Halife, şeyhülislamı aracılığıyla, Büyük Britanya İmparatorluğu, Rusya ile Fransa boyunduruğu altında yaşayan tüm Müslüman halkları “kutsal cihat”a çağırsın…

“Cihat”; Müslüman tebaası bulunmayan Müslüman dostu Hacı Wilhelm’i (!) kapsam dışında tutsun…

Ama Asya, Afrika, Hindistan Müslümanlarını Ruslarla İngilizlere karşı kışkırtsın…

Hint Müslümanlar, İngilizleri Hindistan’ı terk etmeye dek zorlasınlar…

İngilizlerden boşalan yere de Almanlar geçsin….

“Hacı Wilhelm”in planı son kertede, Hindistan’daki İngiliz sömürge imparatorluğunu devirmek.

Sultanın “cihadını” Wilhelm bunun için istiyor.

İngilizler tabii planı duyunca çıldırıyorlar ve “Hacı Wilhelm”i, “Deutschland Über Allah!” diye ti’ye alıp yerden yere vuruyorlar…

Müslüman dünya davası

Kaiser’in stratejisini Hopkirk “Bitmeyen Büyük Oyun”da; “militan İslamın güçlerinin Almanya’nın çıkarları için seferber edilerek kullanılması” diye özetliyor.

İstanbul’daki Alman Büyükelçisi Baron Konrad von Wangenheim dönemin Amerikan Büyükelçisi Morgenthau’ya bunu; “Dostum, bu Müslüman dünyası meselesi, çok büyük iş!” diyerek açıklıyor.

Morgenthau sonra bu konuşmayı, Wangenheim’i kastederek; “Odasında oturmuş, kocaman kara bir Alman purosu tüttürürken, bana Almanya’nın fanatik İslam dünyasının tümünü Hıristiyanlara karşı ayaklandırmayı planladığını açıkladı” diyerek not düşüyor…

“Müslüman dünyanın”, emperyalist dava yolunda kullanılması işini, özetle Amerikalılara Almanlar öğretiyor!

Berlin; “cihat” numarası altında “Müslüman asker kullanma” projesine -hem insan hayatı hem parasal anlamda- “ucuz olduğu” için talip oluyor…

Abdülhamit; “gizli Müslüman” ayağına etrafında dönen Wilhelm’e istediğini veriyor.
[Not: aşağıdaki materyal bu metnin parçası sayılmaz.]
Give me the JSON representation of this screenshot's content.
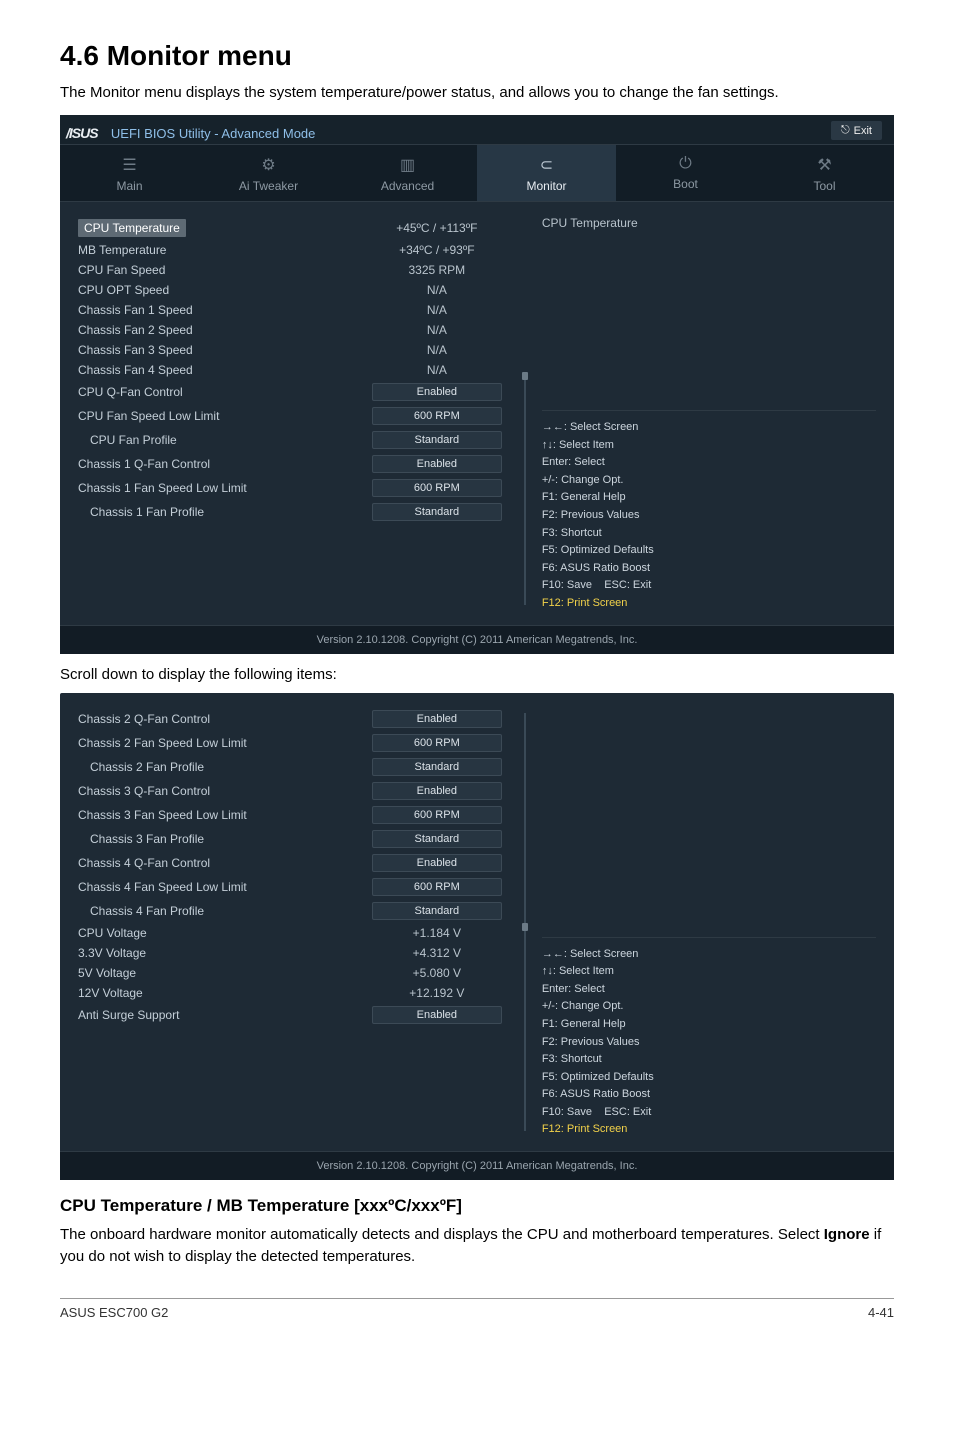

Ve şeyhülislam, Kaiser için sonunda özel cihat açıyor…

Amma velakin Almanya olayları tam punduna getirmeye çalışırken, İstanbul’da II. Meşrutiyet ilan ediliyor. “Jön Türk” hareketiyle kısa süre kontrpiyede kalma korkusu yaşayan Berlin, bu defa Jön Türkler arasında idealist ve iktidarperestlerin çekişmesine odaklanıyor. Kartlarını ikinci kategoride olan Enver Paşa’dan yana kullanıyor…

Babıali Baskını diye bilinen ittihatçı darbesinin ardında Hopkirk, Almanya’nın olduğunu söylüyor ve bunu “İngiliz Büyükelçisi (Londra’ya geçtiği) telgrafta ‘darbenin Alman niteliğine’ dikkat çekti” diyerek kayda geçiyor.

Sonrası malum…

Almanların “Büyük Ortadoğu Projesi’nin” eşbaşkanı o tarihten itibaren özetle Enver Paşa oluyor!

Ne var ki, sözümona cihatla ayaklanan Müslümanlar adres şaşırarak, İngiliz İmparatorluğu yerine Osmanlı’ya baş kaldırıyor!

Bu kadar mı tarihten ders alınmaz?

Devreye sokulan taktikler bile aynı…

İçeriyi dizayn etmekten tutun da “Müslüman dünya” davasını kullanmaya kadar…

“İstanbul’un Doğusunda Bitmeyen Oyun”u bulup okuyun.